The crawler uses a cURL mechanism which fools the server my application is a browser (a fake Firefox running on Windows NT aka Windows XP), it even has a cookie jar :) to store the site cookies. The crawler doesn’t have a login mechanism but if we need authentication to read a page, I will need to send the login parameters through POST and enable CURLOPT_POST. For HTTPS pages I can enable CURLOPT_SSL_VERIFYPEER.

Since we might have different parsing algos for different sites, I created an AbstractCrawler which has 2 abstract methods (startCrawling and parseText) that need to be implemented for each derived Crawler class.

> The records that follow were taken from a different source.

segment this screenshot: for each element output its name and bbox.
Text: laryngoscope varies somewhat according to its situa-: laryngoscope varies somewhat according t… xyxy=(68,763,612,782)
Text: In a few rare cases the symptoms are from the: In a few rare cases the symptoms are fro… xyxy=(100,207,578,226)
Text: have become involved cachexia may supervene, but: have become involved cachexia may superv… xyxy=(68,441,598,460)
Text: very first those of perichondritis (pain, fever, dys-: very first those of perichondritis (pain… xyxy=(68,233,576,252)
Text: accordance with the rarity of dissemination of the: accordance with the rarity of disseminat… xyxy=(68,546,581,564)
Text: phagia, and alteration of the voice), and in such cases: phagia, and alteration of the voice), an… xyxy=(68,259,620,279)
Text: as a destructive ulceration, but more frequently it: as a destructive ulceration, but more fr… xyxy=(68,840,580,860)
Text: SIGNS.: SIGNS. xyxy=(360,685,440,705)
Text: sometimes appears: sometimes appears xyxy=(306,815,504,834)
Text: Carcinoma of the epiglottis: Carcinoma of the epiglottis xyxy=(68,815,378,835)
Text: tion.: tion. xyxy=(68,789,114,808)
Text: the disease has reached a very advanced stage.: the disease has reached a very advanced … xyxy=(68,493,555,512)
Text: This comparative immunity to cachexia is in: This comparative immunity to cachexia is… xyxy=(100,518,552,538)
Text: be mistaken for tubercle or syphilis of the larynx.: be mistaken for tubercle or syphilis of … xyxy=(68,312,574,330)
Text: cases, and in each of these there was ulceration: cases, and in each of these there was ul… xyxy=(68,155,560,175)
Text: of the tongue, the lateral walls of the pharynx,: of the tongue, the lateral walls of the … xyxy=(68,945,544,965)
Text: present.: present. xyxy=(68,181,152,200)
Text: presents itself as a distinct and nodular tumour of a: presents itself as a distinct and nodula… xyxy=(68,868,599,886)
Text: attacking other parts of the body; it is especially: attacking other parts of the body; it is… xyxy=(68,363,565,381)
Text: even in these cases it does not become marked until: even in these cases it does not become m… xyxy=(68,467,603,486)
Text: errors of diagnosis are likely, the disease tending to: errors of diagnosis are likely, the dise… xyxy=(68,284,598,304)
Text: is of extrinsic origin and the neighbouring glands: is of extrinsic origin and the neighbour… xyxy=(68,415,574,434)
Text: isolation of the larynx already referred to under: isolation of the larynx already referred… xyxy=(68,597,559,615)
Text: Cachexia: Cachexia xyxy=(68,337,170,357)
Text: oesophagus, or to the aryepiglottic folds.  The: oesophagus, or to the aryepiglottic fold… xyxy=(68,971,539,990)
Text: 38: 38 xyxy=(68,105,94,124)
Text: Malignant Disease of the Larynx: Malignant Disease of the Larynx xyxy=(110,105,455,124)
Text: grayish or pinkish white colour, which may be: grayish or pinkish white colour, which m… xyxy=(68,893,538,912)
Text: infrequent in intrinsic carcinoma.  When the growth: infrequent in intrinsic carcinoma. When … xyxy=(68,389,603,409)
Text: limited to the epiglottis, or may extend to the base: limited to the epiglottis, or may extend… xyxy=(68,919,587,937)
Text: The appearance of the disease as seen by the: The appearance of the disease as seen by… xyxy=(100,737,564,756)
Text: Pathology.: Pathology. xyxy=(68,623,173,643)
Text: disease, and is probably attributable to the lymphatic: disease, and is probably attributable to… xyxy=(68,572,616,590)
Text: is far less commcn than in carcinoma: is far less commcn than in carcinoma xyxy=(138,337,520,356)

In startCrawling you can choose to log in or a SSL connection (both to be implemented) and in parseText you can choose the best way to get plain text for that site.

I had to decide between a couple of libraries like PHP’s DOMDocument, Simple HTML DOM, Tidy, Ganon and phpQuery.  Since we could work on broken HTML (unclosed tags) I also found HTMLPurifier, a PHP library which fixes broken HTML.

As I tested the libraries, all of them managed to parse broken HTML (so no need for HTMLPurifier), but Simple HTML DOM caught my attention through its simplicity in use and through its reviews.

  1. What websites do you plan to crawl? Will it be only actual literature or you’re using the term generically? Do you plan on using some kind of learning mechanism to learn about where diacritics usually go?

    • Hi Strainu, we want to crawl actual literature sites like http://ro.wikipedia.org/, dilemaveche.ro/ or romlit.ro/ which have a strong base of diacritics. We might crawl http://www.strainu.ro/ too :) . To bad you have both english and romanian texts. We might need the use of an english set of words to determine whether we need the paragraph or not. This depends on how much time we spend on the others (indexing and building statistics on diacritics ).